The best thing to do is to call it exactly what the language or software you are referring to calls it. If Ansible wants you to create what it has named in their documentation as a dictionary in YAML, that's what you refer to it as. Otherwise, someone who is familiar with Ansible and it's documentation won't know what the hell you are talking about if you call it your own thing.
But I'm literally 100% confident given your description, that you are perceiving it as people using "cell phones" to replace VoIP, and not realizing that it's standard VoIP softphones being deployed onto mobile computing devices that are often, but not required to be, cell phones.

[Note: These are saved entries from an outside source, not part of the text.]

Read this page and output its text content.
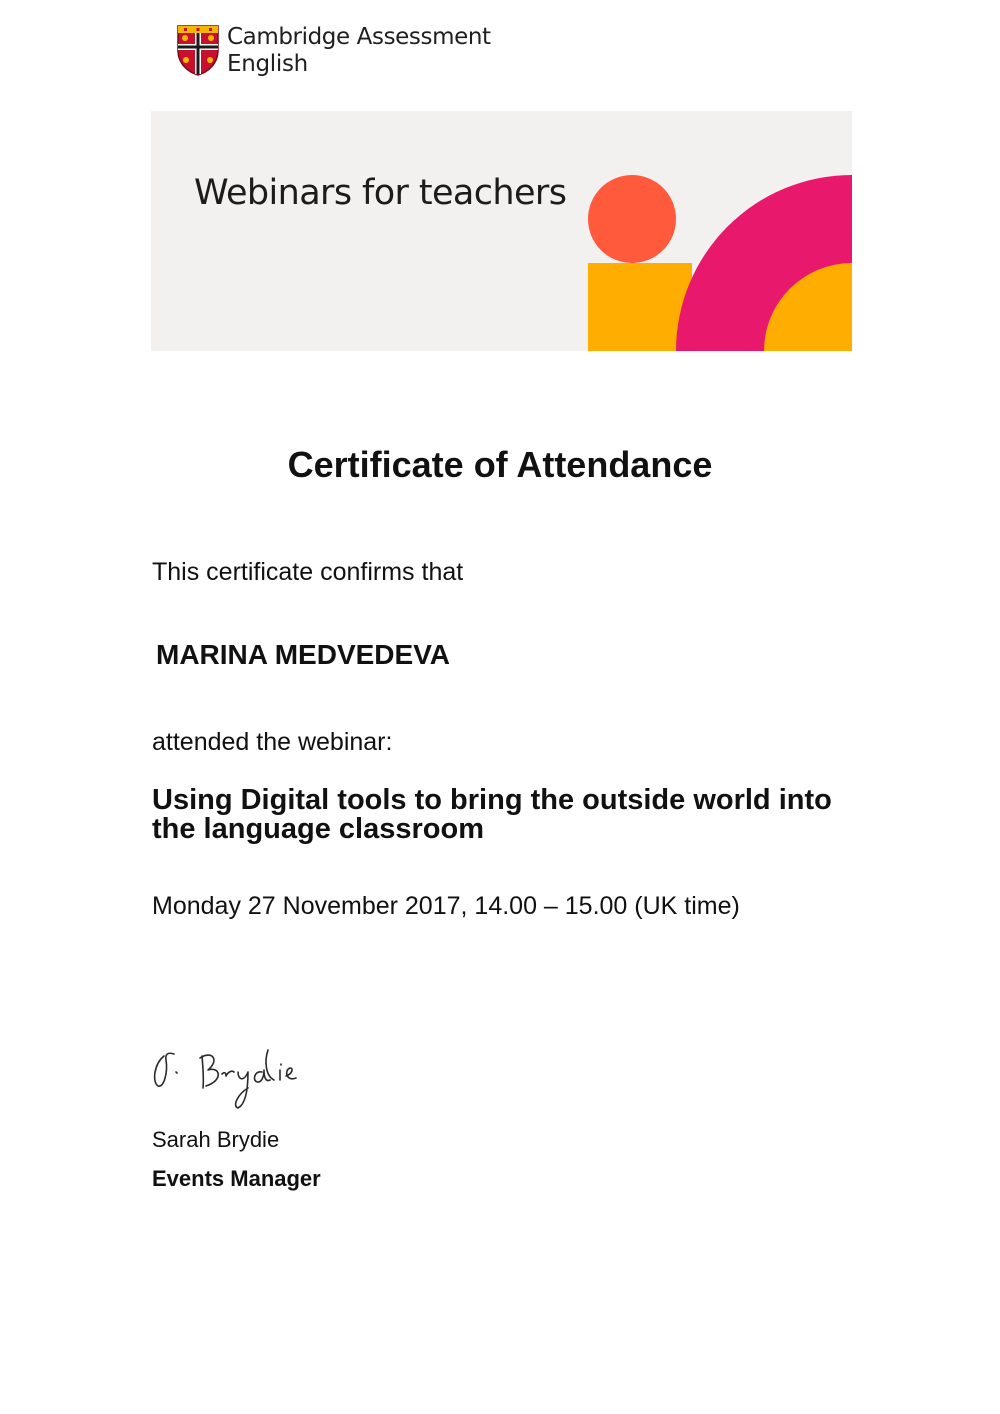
Cambridge Assessment
English
Webinars for teachers
Certificate of Attendance

This certificate confirms that

MARINA MEDVEDEVA

attended the webinar:

Using Digital tools to bring the outside world into the language classroom

Monday 27 November 2017, 14.00 – 15.00 (UK time)

Sarah Brydie

Events Manager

We have cisco everything and I was told it was too expensive to have softphones on our cell, we instead must have a separate cell phone. I doubt that, but who knows.
And yet it wasn't too expensive to have Cisco... suspicious.
In network almost every core device (routers, switches and servers) may be NTP Master or Server. It depends on network design who will be the NTP Master, for me is the device which is "closest" to Internet.
Did I understand him correctly saying there are still ring networks used by metropolitan areas?
Resilient fiber networks frequently have two fibers - one going in each direction. It's often called a fiber ring.
But should not be, that's not a ring.
Yes, it is. Looks like this for example:
Network topology is a ring. But it's still good ol' ethernet.
I believe each blue line is a bidirectional link. So that each switch has two incoming links and two outgoing links. This type of topology is very common for a backbone where you have long distances. While a full mesh network is more resilient it requires a lot more fiber.
I had experience when "users" manipulate patch panel or switch and plug both end of the cable (patch cord) to the same switch, creating a physical loop, but STP blocks this and prevent network issues.
Yeah, having switches that have STP turned on by default can be such a life saver in those situations. One place I worked liked to put in unmanaged switches all over the place. Caused me multiple long nights just tracking down which switch was the issue and then finding the loop cable. I knew exactly what was going on, finding it without good documentation and people saying "Oh, there's another network thingy over here." was just so much.... fun.